Thomas Harris (January 3, 1784 – March 4, 1861) was a U.S. naval officer. He served as the second chief of the Bureau of Medicine and Surgery.

==Career==
Harris was born in East Whiteland Township, Chester County, Pennsylvania, to William Harris and Mary Campbell Harris. He attended the Brandywine Academy in Chester County. On 19 April 1809, Harris graduated from the Medical School of the University of Pennsylvania. He entered the U.S. naval service during the War of 1812, and remained there for the rest of his life. He was appointed a surgeon in the navy on 20 July 1812. On 22 September of that year he was ordered to the then commanded by Jacob Jones. He thus took part in the celebrated engagement between the Wasp and on 18 October, in which the Frolic was captured. Later in the day, the Wasp and her prize were taken by the British ship of the line HMS Poictiers and carried to Bermuda. The officers and crew of the Wasp were shortly returned to the United States. Harris served in the Atlantic and on Lake Ontario thereafter. Harris was one of those who received the thanks of Congress and the medal awarded to all officers who took part in this action.

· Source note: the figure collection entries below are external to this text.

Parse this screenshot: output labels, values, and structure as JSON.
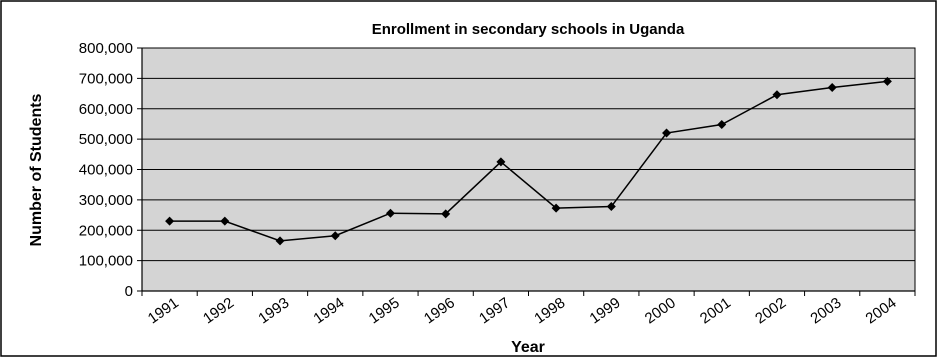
{
  "chart_data": {
    "type": "line",
    "title": "Enrollment in secondary schools in Uganda",
    "xlabel": "Year",
    "ylabel": "Number of Students",
    "x": [
      "1991",
      "1992",
      "1993",
      "1994",
      "1995",
      "1996",
      "1997",
      "1998",
      "1999",
      "2000",
      "2001",
      "2002",
      "2003",
      "2004"
    ],
    "series": [
      {
        "values": [
          230000,
          230000,
          165000,
          182000,
          256000,
          254000,
          425000,
          273000,
          278000,
          520000,
          548000,
          646000,
          670000,
          690000
        ]
      }
    ],
    "ylim": [
      0,
      800000
    ],
    "yticks": [
      "0",
      "100,000",
      "200,000",
      "300,000",
      "400,000",
      "500,000",
      "600,000",
      "700,000",
      "800,000"
    ],
    "grid": true,
    "plot_background": "#d4d4d4",
    "line_color": "#000000",
    "marker": "diamond"
  }
}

In March 1815, Harris sailed with Stephen Decatur in the campaign against the Barbary Pirates. He was placed in charge of the wounded.

His most important subsequent service was at Philadelphia. While serving in this city, he oversaw the construction of the Naval Hospital in Philadelphia; he served as the president of the naval board of medical examiners; and he organized the first postgraduate medical school to give instruction in naval medicine. He was one of the best known and most skillful surgeons of his day, and many distinguished civilians came to him for relief. In 1832, he operated on President Andrew Jackson and extracted a bullet that the president had received in a shootout nearly 20 years before. In 1837 he published a biography of Commodore William Bainbridge.

In 1828, he was elected to the American Philosophical Society.

In April 1844, Surgeon Harris was appointed chief of the Bureau of Medicine and Surgery and served in this capacity until 30 September 1853. During his tenure, he brought about improvements in the organization of the bureau and was much interested in the character and qualifications of the young physicians entering the Medical Corps of the Navy.

==Personal life==
===First marriage===
Harris married Jane Phillips Hodgdon, daughter of Major Samuel Hodgdon, who had been an army officer from 1776 to 1800, and who later became president of the Pennsylvania Company for Insurance on Lives and Granting Annuities. They had five children. Jane died July 21, 1834.

===Second marriage===
Harris subsequently married Esther White Macpherson (1803 – May 18, 1855), who was a daughter of Major Samuel Macpherson (a soldier in the American Revolution) and Elizabeth White, daughter of William White, the first Episcopalian Bishop of Pennsylvania.

===Family===
Harris' father, William Harris, was a soldier in the American Revolutionary War and a member of the Pennsylvania legislature. His brother John was in the Marine Corps for over fifty years, serving as its sixth commandant.

Harris' nephew, Joseph Smith Harris, participated in the Coast Survey, the Northwest Boundary Survey, and in the American Civil War. He later became president of the Reading Railroad.

===Death===
He died on 4 March 1861 in Philadelphia, Pennsylvania.